Ternyata harapan tinggal harapan, gue pupus dapatkan dia lagi. Sialnya halte gw berhadapan dengan lampu lalu lintas, lebih sialnya lampu merah dan mobil Dirles tepat dihadapan gue. Dan lebih sialnya ntah angin apa, dia tiba-tiba mencium sera saat kaca jendela terbuka full. Mata gue tetiba melebar meski tetap menatap mereka,air mata ga bisa dihentikan lagi.

Menangis menangis adalah cara gue melepaskan marah dan sakit hati, ingin gue meghapus air mata ini, tapi gue takut kalau Dirles berpikir mungkin gue menangis dan menangis karena ulah dia. Dan memang tujuan dia bikin gue terluka lagi. Gue menahan tangan gue untuk tetap dibawah.

Saat mata kami ketemu, dia mencium kembali kening Sera dengan penuh sayang dibarengi dengan senyum smirk nya ke gue, ternyata dia menyadari gue berdiri dihalte ini. Barulah dia pergi dari hadapan gue karena lampu jalan udah warna hijau petanda jalan.

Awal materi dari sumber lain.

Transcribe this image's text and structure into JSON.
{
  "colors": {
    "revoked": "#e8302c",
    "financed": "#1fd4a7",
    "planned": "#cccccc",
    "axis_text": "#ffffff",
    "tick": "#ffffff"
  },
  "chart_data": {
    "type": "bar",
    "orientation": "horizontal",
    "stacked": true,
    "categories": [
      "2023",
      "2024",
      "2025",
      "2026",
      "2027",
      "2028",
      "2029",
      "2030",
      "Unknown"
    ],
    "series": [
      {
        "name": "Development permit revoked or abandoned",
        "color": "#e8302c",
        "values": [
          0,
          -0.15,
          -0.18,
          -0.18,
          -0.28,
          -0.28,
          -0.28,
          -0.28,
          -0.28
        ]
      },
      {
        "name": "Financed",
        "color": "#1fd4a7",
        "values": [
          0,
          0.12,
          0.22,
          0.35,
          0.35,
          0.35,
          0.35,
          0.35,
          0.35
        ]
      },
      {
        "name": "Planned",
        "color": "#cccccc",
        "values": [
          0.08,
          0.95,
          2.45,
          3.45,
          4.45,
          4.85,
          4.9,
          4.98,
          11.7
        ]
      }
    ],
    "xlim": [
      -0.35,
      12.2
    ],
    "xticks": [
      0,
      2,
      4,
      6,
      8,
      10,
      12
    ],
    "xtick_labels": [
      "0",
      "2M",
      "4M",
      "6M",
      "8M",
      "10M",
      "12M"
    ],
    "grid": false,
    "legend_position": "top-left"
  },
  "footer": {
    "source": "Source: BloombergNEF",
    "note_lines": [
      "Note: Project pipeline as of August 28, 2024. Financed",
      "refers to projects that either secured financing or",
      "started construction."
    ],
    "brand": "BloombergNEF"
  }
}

Begitu dia menjauh, disnilah nangis gue sejadinya menjerit seperti menahan luka yang dibersihkan alkohol, gue menangis menunduk meliat tanah sampai senggugukan akibat menahan tangis tadi supaya ga bersuara.

Otak gue terus tergiang dengan ciuman mereka.Tuhan, kuatkan Khristal, Khristal nyaris ga sanggup hidup seperti ini. Terlalu sakit Tuhan. Dia bahkan sudah mencium Sera yang bukan miliknya. Hiks..hiks.

Lama gue menangisin dia, akhirnya gue pun mencoba lebih menenangkan diri gue sejenak. Meredam isak tangis, meredam emosi, meredam marah, meredam sakitnya ini. 10 menit setelah gue bener-bener kembali segar.

Gue memutuskan pulang dengan berjalan kaki mungkin sekalian ingin merasakan hembusan angin malam, toh hujan udah mulai reda. Meski masih grimis-grimis halus. Bodoh amat mau dibilang orang kek orang gila kek. Rumah? halah palingan gue sejam lagi sampai rumah.